7. Les (prêtres), épuisés par la pénitence et heureux dans leur dévotion, l’hymne pieux à la bouche et la corne (noire à la main)[2], après avoir préparé l’holocauste, ont chanté les louanges (d’Indra. Et le dieu) est venu avec les Tritsous[3] combattre les Asouras. Partageant les plaisirs de l’Arya[4], il a amené les vaches (célestes).

8. Les Asouras insensés ont desséché (le sein) d’Aditi[5], et pris (les ondes de) la Parouchnî[6]. La Vache[7] (céleste) grandit, et couvre Prithivî[8] ; le sage enfant de Tchayamâna[9] reste endormi.

9. Ils viennent donc comme à une conquête assurée, et s’emparent de la Parouchnî. Mais Indra apparaît. En faveur de Soudas, dans (ce monde de) Manou, il a vaincu des ennemis remplis de jactance et entourés d’une belle famille.

10. Les (Marouts) allaient tels que des génisses sans pasteur, éloignées du pâturage. Rassemblés autour d’un ami déclaré, les nourrissons de Prisni, lancés par elle, se sont empressés, pareils à des coursiers bondissants.

11. Tel que le prêtre qui, pour le siége (du sacrifice), coupe (vingt et une) tiges de cousa, le royal héros, Indra, pour satisfaire à son désir de gloire, immole sur les deux bords (de la Parouchnî) vingt et un (Asouras), et donne l’essor aux Marouts[10].

12. C’est ainsi que le dieu, qui arme son bras de la foudre, frappe le célèbre Cavatcha, et le grand Drouhyou[11] au milieu des eaux. Dans cette enceinte (sacrée), ceux qui te sont dévoués et qui t’aiment se réjouissent (de ta victoire).

13. Aussitôt Indra a renversé toutes leurs forteresses, et par sa force a brisé leurs sept villes. Il a donné (à la troupe) des Tritsous[12] la part des enfants d’Anou[13]. Puissions-nous (également), pour prix de notre sacrifice, vaincre le superbe Poûrou[14].

14. Les enfants d’Anou et les Drouhyous, qui avaient désiré les Vaches (célestes), périrent, malgré leur vaillance, au nombre de douze mille soixante-six[15]. Telles sont les prouesses d’Indra dignes de tous nos éloges.

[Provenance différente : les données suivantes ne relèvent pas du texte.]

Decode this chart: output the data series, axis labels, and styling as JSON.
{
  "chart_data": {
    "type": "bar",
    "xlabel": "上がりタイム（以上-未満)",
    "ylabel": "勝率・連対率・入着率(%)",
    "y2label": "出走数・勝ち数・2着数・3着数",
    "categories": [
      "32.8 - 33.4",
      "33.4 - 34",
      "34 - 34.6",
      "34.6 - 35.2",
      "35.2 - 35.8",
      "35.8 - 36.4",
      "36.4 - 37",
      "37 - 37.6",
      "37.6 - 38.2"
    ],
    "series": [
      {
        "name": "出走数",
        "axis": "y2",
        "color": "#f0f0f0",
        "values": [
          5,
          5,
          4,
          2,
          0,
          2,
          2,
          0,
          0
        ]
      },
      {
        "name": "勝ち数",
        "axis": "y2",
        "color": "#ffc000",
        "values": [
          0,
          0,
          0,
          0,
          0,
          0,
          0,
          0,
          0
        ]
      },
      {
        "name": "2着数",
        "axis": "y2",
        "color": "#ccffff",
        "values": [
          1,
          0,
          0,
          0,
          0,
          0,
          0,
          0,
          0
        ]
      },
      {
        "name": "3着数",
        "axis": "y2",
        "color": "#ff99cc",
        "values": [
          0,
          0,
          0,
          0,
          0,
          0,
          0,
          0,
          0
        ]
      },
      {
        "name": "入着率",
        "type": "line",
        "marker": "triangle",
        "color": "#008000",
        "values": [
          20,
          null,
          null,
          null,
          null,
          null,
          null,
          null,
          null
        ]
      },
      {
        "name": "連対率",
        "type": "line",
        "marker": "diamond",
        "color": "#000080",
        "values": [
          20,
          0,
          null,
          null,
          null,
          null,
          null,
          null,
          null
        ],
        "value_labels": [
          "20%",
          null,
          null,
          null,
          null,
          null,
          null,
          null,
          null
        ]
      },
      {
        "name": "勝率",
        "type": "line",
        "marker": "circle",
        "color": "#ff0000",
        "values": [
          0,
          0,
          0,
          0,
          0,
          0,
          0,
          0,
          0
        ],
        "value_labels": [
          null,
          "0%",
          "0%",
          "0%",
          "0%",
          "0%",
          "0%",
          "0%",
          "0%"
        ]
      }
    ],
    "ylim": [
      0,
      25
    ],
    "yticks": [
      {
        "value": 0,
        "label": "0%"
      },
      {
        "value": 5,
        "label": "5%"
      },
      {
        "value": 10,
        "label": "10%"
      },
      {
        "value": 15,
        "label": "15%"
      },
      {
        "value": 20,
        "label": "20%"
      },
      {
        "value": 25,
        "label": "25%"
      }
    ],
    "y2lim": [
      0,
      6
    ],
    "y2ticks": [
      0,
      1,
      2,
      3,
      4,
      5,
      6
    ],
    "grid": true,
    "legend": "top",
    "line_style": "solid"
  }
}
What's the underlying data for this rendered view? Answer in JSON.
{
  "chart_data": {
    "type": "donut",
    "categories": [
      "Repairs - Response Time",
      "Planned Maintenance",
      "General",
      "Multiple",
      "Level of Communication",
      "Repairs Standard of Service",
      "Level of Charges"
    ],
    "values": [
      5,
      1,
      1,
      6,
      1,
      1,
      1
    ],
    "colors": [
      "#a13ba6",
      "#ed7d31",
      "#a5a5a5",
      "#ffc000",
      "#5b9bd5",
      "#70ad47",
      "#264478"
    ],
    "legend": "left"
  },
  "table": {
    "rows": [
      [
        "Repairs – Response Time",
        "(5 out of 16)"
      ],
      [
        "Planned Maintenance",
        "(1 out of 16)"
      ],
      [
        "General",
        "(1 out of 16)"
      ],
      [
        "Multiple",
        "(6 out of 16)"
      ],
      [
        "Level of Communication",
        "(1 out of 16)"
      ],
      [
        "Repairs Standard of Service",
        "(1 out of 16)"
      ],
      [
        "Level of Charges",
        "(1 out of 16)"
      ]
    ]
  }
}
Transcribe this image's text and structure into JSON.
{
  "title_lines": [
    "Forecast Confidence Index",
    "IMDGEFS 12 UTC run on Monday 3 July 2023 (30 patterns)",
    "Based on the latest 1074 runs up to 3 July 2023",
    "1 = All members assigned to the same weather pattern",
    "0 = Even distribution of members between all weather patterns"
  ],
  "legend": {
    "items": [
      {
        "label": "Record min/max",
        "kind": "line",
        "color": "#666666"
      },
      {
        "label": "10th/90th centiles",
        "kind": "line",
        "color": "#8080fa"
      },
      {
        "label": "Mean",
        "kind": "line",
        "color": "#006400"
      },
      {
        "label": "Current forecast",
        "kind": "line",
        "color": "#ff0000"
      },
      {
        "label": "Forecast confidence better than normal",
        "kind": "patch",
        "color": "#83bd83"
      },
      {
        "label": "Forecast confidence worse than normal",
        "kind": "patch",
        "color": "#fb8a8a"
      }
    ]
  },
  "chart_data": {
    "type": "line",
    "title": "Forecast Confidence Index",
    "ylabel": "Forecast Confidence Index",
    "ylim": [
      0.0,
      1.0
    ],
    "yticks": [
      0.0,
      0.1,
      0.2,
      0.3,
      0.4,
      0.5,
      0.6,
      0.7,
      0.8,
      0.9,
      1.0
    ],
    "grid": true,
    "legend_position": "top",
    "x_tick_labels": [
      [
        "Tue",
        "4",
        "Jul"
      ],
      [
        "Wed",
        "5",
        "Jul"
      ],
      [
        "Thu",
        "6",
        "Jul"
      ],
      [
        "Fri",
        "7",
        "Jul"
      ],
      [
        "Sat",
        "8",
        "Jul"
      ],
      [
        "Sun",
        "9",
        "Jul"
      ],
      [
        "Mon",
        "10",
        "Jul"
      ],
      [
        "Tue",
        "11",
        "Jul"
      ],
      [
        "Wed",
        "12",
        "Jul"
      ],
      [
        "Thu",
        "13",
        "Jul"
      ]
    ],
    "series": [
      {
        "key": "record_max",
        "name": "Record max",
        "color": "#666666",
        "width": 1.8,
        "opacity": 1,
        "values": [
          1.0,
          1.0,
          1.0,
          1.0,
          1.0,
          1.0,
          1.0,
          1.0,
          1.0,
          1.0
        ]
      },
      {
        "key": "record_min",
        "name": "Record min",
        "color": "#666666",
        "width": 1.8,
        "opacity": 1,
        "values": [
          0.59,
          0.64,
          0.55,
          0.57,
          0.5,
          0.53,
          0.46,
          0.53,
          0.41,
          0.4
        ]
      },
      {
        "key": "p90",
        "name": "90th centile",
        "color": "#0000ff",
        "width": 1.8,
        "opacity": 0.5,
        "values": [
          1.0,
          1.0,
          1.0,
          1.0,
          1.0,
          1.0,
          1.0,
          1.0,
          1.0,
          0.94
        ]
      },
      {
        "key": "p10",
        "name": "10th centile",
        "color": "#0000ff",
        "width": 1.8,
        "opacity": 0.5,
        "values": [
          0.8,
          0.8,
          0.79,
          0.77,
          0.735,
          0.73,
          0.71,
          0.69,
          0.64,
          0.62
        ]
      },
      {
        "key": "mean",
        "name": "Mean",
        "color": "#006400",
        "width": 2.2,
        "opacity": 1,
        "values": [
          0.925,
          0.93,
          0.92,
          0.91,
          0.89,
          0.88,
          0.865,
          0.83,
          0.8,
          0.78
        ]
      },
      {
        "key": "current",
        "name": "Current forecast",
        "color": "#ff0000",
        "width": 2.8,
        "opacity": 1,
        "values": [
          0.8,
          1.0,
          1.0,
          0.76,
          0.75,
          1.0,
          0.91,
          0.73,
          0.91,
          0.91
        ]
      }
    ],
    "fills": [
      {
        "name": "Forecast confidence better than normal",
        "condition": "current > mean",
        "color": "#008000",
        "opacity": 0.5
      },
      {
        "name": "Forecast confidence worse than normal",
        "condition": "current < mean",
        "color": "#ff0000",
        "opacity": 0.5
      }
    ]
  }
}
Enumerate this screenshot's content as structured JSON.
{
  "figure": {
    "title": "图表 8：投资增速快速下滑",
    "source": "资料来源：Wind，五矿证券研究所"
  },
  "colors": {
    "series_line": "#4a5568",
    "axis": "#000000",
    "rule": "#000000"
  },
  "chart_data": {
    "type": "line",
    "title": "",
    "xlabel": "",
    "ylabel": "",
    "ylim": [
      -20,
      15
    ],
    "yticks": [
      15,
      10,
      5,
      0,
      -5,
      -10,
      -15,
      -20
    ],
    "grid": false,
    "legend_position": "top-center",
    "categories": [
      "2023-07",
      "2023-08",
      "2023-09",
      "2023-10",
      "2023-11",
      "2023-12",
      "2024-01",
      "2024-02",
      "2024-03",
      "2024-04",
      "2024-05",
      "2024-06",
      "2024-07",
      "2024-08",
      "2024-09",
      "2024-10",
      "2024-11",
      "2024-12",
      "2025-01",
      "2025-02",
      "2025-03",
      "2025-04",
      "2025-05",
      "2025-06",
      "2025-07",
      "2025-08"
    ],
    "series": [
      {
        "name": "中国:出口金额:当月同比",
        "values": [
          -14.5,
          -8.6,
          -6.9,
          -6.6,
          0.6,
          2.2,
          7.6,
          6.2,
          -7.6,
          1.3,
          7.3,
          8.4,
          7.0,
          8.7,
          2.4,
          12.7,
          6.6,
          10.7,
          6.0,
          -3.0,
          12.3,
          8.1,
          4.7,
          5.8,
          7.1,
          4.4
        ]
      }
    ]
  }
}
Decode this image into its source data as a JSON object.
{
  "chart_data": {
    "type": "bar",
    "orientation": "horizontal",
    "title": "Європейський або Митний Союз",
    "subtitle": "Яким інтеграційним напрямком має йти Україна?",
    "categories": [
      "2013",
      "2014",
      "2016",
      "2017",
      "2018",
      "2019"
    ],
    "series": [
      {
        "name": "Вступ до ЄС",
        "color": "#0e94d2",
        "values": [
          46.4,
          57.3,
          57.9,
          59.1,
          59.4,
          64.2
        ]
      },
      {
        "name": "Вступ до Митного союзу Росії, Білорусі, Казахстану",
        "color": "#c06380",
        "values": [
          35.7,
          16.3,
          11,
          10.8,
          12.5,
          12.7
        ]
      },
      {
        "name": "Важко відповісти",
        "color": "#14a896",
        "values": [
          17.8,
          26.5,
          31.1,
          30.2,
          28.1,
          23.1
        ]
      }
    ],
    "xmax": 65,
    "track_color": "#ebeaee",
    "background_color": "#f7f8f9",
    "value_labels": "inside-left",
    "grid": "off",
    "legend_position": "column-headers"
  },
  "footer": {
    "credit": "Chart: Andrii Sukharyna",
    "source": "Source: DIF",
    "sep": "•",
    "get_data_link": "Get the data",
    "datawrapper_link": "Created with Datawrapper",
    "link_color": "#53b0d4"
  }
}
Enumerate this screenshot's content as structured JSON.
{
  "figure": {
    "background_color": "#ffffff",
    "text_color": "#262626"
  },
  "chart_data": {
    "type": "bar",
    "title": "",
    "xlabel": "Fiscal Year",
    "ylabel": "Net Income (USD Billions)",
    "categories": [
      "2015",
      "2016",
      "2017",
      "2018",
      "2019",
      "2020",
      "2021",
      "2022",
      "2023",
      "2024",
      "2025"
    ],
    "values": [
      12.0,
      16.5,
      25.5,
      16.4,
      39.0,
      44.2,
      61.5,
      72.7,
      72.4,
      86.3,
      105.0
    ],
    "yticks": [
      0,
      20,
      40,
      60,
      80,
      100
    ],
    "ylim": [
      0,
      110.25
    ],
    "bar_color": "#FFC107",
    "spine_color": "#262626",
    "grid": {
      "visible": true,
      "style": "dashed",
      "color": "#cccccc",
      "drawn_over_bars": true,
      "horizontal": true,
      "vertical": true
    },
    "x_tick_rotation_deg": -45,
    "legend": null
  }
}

15. Ces Tritsous, auxiliaires d’Indra, sont lancés par lui, comme les ondes qui descendent (de la montagne). Mais les vils (Asouras), tels que des marchands intéressés, ont abandonné à Soudas tous les biens qu’ils possédaient[16].

16. Indra poursuit sur la terre le superbe ennemi de son serviteur, l’impie qui ne le connaît pas, et qui est avare d’offrandes. Il écrase de sa colère les (vaines) colères, et il sait trouver le chemin de la maison (d’un ami).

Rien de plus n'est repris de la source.